Monday, August 12, 2013

What are the chances of different "splits" in bridge?

If you know how to play bridge, skip to the fourth paragraph!
In bridge, 13 cards are dealt to each of 4 players (so all 52 cards are dealt).  Players sitting across from each other are partners, so we could think of the two teams positions as North and South and East and West on a compass.  A process of "bidding" ensues, in which the team with the highest bid has selected a "trump" suit and a number of rounds, or "tricks" that they have contracted to take.

Suppose North-South had the highest bid and North is playing the hand.  Then East "leads" a card, meaning East places a card (any card he/she wants) face up on the table.  The play goes clockwise, East-> South-> West -> North.  South, West and North must play a card of the same suit that East played.  When four cards are down, the highest one wins the "trick" and that winner puts any card of his/hers down, in order to begin a new trick.  Play continues until 13 rounds of 4 cards each have been played.

Suppose that West wins a trick and thus gets to play a card.  He plays the Ace of Hearts.  North, who is next and otherwise required to play hearts, is out of hearts.  North can play any other suit, but if he chooses to play the "trump" suit (say Spades are trump), then he automatically wins the trick unless East or South is also out of hearts and play a higher card in Spades (the trump suit).  In other words, trumps are very valuable.  In the bidding process, the teams try to bid in such a way that the trump suit is one in which they have a lot of cards.  Generally, the team with the winning bid (the "contract") will have at least 7 of the 13 trumps between the two of them, meaning the other team will have 6 or fewer.  Whatever the number the opponents have, it is generally advantageous to the contract winners if they have the same number each rather than them being skewed to one or the other opponent.

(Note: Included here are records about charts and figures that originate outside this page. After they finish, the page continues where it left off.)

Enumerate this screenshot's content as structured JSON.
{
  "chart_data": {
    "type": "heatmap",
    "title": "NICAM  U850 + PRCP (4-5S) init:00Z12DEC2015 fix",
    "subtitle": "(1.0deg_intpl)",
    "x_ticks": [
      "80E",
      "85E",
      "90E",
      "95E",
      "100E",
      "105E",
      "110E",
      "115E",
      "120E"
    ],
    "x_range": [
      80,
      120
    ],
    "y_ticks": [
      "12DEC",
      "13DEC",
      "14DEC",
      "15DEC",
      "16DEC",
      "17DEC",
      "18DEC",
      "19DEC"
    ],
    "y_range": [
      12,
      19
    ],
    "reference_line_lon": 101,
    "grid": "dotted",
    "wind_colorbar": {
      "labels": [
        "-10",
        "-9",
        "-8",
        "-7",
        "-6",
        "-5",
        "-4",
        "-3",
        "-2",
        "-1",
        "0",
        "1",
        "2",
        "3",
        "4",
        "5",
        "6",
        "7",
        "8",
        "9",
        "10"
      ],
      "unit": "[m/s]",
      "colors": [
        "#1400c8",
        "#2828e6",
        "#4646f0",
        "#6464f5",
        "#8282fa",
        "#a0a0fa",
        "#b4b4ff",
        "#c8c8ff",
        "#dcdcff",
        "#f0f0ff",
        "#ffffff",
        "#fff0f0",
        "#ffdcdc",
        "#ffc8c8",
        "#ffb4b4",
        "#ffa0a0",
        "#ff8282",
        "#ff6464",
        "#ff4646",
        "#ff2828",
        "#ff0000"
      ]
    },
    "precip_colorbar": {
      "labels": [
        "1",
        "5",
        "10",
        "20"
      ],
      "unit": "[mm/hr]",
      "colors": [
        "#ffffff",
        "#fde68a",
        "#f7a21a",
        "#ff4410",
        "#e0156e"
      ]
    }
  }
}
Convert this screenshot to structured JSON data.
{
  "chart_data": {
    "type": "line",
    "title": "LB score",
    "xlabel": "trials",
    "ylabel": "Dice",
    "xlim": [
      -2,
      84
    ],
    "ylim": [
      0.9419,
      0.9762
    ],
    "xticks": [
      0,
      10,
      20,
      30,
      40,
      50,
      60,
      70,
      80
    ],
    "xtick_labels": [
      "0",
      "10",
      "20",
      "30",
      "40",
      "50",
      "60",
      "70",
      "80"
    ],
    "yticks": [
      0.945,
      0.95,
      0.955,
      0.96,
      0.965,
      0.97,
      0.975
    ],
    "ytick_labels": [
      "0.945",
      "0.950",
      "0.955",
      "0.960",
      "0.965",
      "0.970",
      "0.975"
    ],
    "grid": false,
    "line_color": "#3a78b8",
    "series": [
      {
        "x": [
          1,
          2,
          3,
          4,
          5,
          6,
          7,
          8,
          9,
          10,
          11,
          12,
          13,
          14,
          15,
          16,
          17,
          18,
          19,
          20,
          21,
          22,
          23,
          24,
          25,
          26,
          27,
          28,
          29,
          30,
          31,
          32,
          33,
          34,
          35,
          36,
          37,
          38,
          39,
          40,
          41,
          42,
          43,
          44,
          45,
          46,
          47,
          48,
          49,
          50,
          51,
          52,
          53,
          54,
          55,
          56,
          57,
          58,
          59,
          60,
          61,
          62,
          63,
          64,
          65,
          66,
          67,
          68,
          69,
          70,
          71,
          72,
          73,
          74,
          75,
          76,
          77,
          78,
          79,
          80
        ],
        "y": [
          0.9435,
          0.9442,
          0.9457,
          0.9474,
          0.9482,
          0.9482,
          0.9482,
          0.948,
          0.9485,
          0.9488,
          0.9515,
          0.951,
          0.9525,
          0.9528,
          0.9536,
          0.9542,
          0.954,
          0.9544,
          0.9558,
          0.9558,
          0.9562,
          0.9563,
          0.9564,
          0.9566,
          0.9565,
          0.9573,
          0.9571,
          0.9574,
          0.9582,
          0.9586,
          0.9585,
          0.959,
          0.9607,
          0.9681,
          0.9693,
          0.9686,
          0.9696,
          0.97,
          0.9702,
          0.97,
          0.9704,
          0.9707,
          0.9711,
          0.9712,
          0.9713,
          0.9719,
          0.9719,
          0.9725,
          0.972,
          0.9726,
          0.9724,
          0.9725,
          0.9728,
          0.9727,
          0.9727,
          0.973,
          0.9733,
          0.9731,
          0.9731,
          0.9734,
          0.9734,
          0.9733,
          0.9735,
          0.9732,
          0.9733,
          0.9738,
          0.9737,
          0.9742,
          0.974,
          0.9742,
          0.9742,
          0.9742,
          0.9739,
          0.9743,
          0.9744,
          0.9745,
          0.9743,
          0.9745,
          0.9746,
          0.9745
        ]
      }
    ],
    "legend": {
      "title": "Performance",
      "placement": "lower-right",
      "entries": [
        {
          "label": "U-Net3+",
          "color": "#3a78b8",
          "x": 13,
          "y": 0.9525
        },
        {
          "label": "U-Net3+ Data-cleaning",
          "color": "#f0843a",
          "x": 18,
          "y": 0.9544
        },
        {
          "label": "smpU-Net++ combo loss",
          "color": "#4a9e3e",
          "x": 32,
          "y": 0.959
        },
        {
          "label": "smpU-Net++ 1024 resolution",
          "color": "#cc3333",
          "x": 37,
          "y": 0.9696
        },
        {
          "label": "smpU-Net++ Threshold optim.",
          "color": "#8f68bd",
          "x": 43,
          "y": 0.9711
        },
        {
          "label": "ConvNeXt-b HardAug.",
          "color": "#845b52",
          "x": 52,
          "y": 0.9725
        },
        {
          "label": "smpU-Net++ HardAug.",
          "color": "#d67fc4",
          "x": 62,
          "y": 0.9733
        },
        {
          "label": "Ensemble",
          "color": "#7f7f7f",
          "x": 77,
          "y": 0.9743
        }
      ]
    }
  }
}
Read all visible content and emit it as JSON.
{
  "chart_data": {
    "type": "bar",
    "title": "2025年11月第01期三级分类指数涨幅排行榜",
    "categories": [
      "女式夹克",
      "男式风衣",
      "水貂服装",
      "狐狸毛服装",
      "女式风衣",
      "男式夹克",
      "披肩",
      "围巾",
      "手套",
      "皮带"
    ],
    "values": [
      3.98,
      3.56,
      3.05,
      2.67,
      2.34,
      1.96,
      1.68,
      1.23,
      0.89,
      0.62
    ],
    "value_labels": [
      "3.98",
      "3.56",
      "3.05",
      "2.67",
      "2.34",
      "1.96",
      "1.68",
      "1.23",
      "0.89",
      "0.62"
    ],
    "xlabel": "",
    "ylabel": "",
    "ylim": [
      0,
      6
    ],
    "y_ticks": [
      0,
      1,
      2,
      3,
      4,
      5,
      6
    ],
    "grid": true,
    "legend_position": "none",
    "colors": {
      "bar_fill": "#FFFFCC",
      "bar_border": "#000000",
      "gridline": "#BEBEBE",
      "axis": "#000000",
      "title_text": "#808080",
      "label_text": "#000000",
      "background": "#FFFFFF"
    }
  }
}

Bridge players begin here:
So here is the probability piece.  Suppose you and your partner hold 7 trumps between you, what are the chances the opponents each have 3?  have 4 and 2?  have 5 and 1?  have 6 and 0?  To solve this sort of problem, we use combinations.  See my earlier post for some detail (and more odds of bridge hands).

The opponents have 26 cards altogether and we want to know the number of different groups of six among those 26 cards.  Think of this process as a process of picking six cards from the 26.  You have 26 choices for the first card, 25 for the second, and so on, and thus there are 26*25*24*23*22*21 total 'permutations' of size 6.  However, we do not care what order they are in so for each first card, there are 6 possible positions, for each second card, 5, etc., and thus we need to divide these permutations by 6*5*4*3*2*1, in order to get the number of unique sets when order does not matter. Again, see my earlier post for a more detailed explanation of this concept.

The R language allows for calculation of this combination of 6 out of 26 with the command "choose(26,6)." This is the denominator when we calculate probabilities, because it gives the total number of equally likely combinations of 6 cards.  The numerator is split into the two bridge hands of 13 cards each.   The number of combinations with an even 3-3 split are "13 choose 3" for both hands.
To calculate that probability in R, we write:   choose(13,3)*choose(13,3)/choose(26,6) and get 35.5%

How about hands with a 4-2 split?  That is the chance that Opponent 1's hand has 4 trumps multiplied by the chance that Opponent 2's hand has 2 trumps PLUS the chances that Opponent 2's hand has 4 trumps multiplied by the chance that Opponent 1's hand has 2 trumps.  Since the chance that either Opponent has 4 are the same, we can just double the probability of Opponent 1 having 4 and Opponent 2 having 2.  We get: choose(13,4)*choose(13,2)*2/choose(26,6) = 48.4% of one opponent having 4 and the other having 2 trumps.

Continuing this calculation, we get the following chances for hands with 6 trumps in the opponents hands( 6 trumps "out"):
3-3 split : 35.5%
4-2 split: 48.4%
5-1 split: 14.5%
6-0 split:  1.5%

For hands with 5 trumps out, we get:
3-2 split: 67.8%
4-1 split: 28.3%
5-0 split: 3.9%

For hands with 4 trumps out:
2-2 split: 40.7%
3-1 split: 49.7%
4-0 split: 9.5%

For hands with 3 trumps out:
2-1 split: 78%
3-0 split: 22%

For hands with 2 trumps out:
1-1 split: 52%
2-0 split: 48%

I find it interesting that the even split (for 2, 4, or 6 trumps out) is only the most likely scenario when 2 trumps are out.  When 4 trumps are out, a 3-1 split is more likely.  When 6 are out, a 4-2 split is more likely.